SANTA FE — In keeping with the administration’s goals of promoting America’s energy independence, the Bureau of Land Management New Mexico quarterly oil and gas lease sale resulted in $30,361,782.50 in competitive bids for 2,104.15 acres.
The combined bids will be distributed between the federal government and the State of New Mexico.
The BLM offered 7 parcels in Eddy and Lea counties. The highest bid per acre was made by Federal Abstract Company, Santa Fe, N.M. at $40,001.00. This set a BLM record for the highest bid per acre.

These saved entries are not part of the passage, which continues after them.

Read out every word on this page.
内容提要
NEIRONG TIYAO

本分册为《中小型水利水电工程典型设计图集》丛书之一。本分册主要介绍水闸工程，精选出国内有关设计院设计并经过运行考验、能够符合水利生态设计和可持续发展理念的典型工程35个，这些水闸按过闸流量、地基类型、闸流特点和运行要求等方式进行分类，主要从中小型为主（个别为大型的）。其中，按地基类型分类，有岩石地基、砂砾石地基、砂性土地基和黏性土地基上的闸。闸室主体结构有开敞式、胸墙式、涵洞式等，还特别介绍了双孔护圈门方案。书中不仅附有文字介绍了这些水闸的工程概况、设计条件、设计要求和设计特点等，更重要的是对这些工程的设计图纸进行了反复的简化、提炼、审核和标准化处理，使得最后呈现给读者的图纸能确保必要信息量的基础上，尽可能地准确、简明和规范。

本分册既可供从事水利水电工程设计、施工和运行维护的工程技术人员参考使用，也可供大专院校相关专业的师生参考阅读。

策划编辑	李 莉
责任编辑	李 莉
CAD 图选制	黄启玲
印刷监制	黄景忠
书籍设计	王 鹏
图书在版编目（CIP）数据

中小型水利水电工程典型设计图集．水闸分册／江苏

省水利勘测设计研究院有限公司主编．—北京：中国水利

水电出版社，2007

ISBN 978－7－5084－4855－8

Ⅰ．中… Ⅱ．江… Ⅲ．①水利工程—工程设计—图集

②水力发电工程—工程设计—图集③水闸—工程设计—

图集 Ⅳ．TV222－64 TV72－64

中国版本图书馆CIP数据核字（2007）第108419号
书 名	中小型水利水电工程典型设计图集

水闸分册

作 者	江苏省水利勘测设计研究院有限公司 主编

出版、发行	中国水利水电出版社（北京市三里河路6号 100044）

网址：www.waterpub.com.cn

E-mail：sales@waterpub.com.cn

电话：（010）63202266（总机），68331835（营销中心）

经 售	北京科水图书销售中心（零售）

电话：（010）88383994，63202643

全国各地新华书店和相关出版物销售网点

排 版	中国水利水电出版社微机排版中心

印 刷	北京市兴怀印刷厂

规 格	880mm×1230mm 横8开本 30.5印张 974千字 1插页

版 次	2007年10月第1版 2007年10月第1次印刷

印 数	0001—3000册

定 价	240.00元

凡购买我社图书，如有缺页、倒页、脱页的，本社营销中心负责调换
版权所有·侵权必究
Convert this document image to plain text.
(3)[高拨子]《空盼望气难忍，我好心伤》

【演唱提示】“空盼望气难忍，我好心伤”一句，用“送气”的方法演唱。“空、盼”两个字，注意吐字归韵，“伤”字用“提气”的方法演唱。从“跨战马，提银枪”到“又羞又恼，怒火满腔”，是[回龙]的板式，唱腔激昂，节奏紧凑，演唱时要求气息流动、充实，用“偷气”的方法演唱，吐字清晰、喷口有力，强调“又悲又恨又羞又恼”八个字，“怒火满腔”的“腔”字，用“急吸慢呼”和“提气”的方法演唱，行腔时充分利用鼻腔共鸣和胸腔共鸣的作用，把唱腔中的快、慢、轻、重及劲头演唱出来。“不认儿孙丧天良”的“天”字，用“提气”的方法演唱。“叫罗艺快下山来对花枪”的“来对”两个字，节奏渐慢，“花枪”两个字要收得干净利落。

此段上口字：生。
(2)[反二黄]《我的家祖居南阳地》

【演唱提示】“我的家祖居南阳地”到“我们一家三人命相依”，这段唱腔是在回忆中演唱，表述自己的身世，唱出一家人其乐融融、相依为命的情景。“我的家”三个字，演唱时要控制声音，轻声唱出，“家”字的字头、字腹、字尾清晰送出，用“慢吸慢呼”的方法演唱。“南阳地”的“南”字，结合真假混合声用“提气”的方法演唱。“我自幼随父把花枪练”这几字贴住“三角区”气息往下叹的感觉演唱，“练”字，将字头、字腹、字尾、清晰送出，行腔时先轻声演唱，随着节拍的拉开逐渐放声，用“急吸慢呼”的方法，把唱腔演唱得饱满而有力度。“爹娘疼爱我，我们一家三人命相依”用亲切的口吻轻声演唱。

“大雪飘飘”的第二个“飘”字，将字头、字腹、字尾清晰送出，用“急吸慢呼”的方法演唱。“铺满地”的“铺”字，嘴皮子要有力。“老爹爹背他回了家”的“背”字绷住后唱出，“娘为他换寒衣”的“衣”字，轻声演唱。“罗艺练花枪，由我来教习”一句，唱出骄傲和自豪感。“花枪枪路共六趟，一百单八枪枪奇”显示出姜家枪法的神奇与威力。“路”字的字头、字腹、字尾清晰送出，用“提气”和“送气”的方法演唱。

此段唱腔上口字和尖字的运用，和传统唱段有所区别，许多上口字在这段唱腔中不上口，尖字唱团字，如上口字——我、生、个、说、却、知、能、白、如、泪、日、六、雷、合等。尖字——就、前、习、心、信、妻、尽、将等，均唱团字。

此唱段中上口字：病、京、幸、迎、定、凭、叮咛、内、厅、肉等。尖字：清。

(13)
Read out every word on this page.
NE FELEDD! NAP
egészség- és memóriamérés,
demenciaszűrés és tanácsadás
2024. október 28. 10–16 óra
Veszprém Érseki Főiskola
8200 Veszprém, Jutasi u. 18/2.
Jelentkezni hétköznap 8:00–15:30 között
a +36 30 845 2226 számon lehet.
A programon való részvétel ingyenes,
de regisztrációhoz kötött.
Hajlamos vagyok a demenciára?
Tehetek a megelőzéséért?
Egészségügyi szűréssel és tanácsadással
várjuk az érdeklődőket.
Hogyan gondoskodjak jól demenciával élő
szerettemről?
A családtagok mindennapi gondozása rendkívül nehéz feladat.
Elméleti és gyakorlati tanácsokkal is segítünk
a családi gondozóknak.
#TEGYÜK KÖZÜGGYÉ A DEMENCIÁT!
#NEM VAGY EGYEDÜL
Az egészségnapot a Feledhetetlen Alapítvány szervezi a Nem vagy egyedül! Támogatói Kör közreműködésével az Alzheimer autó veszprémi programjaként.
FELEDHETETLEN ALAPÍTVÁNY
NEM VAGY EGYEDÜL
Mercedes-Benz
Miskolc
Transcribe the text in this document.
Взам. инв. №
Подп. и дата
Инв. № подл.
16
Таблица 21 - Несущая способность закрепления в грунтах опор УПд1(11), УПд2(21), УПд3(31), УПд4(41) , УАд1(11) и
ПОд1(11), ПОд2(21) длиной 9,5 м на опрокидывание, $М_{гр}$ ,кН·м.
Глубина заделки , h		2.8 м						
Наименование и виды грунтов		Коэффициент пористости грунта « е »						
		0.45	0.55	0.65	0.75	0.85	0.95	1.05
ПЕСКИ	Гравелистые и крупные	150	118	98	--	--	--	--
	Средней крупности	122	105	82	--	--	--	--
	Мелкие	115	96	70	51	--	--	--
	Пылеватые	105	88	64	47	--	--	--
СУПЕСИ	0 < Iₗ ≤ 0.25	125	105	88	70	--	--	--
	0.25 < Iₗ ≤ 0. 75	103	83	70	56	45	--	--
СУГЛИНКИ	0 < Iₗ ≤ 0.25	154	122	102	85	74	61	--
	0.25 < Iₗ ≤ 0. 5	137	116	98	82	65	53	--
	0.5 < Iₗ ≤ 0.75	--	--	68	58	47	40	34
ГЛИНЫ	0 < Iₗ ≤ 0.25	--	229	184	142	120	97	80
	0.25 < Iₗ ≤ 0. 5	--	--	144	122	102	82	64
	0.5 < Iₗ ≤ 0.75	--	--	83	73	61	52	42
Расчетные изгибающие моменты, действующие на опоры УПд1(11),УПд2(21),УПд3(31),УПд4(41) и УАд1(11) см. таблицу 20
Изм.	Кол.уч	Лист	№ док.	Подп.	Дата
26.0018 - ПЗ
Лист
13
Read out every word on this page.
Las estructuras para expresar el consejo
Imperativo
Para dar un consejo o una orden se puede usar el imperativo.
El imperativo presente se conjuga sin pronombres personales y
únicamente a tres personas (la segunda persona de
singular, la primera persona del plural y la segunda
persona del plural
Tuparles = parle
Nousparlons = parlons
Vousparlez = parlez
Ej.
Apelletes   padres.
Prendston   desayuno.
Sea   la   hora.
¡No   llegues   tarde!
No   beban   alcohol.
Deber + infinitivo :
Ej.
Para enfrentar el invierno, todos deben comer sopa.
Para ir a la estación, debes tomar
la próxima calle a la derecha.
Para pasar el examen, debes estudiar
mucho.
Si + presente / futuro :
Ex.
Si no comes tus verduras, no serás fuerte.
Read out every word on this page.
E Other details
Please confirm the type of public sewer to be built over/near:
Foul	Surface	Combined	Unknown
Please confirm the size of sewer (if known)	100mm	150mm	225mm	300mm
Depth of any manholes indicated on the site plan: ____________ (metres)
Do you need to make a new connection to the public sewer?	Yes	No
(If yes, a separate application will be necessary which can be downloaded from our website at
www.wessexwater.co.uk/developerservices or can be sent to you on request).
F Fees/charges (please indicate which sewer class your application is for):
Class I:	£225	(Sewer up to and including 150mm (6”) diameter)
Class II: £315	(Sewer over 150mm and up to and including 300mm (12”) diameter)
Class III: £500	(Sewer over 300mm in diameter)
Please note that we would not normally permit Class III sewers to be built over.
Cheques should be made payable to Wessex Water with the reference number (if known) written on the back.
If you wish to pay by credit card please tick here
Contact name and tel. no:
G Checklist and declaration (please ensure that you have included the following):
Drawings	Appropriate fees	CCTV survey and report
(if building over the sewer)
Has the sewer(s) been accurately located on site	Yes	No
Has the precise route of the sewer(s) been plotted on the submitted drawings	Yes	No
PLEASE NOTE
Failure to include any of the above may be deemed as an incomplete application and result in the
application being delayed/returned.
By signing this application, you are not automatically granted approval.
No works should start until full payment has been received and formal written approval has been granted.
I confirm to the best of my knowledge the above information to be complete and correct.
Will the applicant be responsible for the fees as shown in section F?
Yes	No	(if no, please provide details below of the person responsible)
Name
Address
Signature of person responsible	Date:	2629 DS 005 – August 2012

Oil and gas lease sales support domestic energy production and promote American energy independence. The BLM’s energy program includes an all-of-the-above approach that includes oil and gas, coal, strategic minerals and renewable sources, all of which can be developed on public lands.
The BLM’s policy is to promote oil and gas development if it meets the guidelines and regulations set forth by the National Environmental Policy Act of 1969 and other subsequent laws and policies passed by the U.S. Congress. The sales are also in keeping with the America First Energy Plan, which includes development of fossil fuels and coal, as well as renewable energy.
Oil and gas leases are awarded for a term of 10 years and as long thereafter as there is production of oil and gas in paying quantities. The federal government receives a royalty of 12 and one-half percent of the value of production. Each state government receives a 25 percent minimum share of the bonus bid and the royalty revenue from each lease issued in that state.